In interviews, Dr. Kay defended the war with Iraq, saying that the U.S. "has often entered the right war for the wrong reason," and he defended Mr. Bush, saying, "if anyone was abused by the intelligence, it was the president." He also told Congress "there's no evidence that I can think of, that I know of" that Saddam collaborated with Al Qaeda.
Testifying before the Senate Armed Services Committee yesterday, the ex-C.I.A. weapons sleuth used a metaphor that was perhaps inspired by Martha Stewart, comparing the C.I.A. with a lousy stockbroker.
"If I were your broker," he told Senator Jack Reed, "and you were investing on my advice . . . and at the end of the day, I said Enron was the greatest company in the world, and you had lost a substantial amount of money on it because it turned out differently, you would think I had abused you."
Certainly the C.I.A. has a lot to answer for. For a bargain price of $30 billion a year, our intelligence aces have been spectacularly off. They failed to warn us about 9/11 and missed the shame spiral of a deranged Saddam, hoodwinked by his top scientists.
They were probably relying too much on the Arabian Nights tales of Ahmad Chalabi, eager to spread the word of Saddam's imaginary nuclear-tipped weapons juggernaut because it suited his own ambitions — and that of his Pentagon pals.
But while he is skittering away from his claims about Iraqi weapons, President Bush is not racing toward accountability. It's an election year.
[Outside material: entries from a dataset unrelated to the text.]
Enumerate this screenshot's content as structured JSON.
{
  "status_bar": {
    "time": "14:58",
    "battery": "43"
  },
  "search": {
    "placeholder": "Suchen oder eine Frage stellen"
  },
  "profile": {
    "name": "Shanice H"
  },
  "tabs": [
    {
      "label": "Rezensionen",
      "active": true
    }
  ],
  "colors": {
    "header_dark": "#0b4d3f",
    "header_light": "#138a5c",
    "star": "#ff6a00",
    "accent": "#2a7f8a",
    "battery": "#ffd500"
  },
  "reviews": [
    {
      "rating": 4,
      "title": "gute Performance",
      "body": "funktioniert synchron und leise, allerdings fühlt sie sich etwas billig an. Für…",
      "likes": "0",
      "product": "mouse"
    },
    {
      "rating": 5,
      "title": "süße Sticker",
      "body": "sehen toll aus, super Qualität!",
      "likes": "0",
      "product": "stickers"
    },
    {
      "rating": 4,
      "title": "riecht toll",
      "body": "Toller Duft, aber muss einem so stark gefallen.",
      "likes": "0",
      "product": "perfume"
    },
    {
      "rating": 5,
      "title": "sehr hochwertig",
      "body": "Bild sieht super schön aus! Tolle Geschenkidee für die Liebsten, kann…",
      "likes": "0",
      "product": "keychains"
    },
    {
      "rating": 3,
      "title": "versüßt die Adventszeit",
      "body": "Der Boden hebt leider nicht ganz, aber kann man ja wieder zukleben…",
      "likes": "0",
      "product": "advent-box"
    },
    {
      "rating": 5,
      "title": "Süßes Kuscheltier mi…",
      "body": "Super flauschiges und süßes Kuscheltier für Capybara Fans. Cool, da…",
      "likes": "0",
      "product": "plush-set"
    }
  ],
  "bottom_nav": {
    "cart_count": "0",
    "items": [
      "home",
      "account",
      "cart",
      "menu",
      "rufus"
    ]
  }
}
The Times's David Sanger wrote about an administration debate "over whether Mr. Bush should soon call for some kind of reform of the intelligence-gathering process. But the officials said Mr. Bush's aides were searching for a formula that would allow them to acknowledge intelligence-gathering problems without blaming" the C.I.A. or its chief.
The president wants to act as though he has a problem but not a scandal, which he can fix without rolling heads — of those who made honest mistakes or dishonest ones by rigging the intelligence.
Dick Cheney, who declared that Saddam had nuclear capability and who visited C.I.A. headquarters in the summer of 2002 to make sure the raw intelligence was properly interpreted, is sticking to his deluded guns. (And still trash-talking those lame trailers.)
The vice president pushed to slough off the allies and the U.N. and go to war partly because he thought that slapping a weakened bully like Saddam would scare other dictators. He must have reckoned there would be no day of reckoning on weapons once Saddam was gone.
So it had to be some new definition of chutzpah on Tuesday, when Mr. Cheney, exuding more infallibility than the pope, presented him with a crystal dove.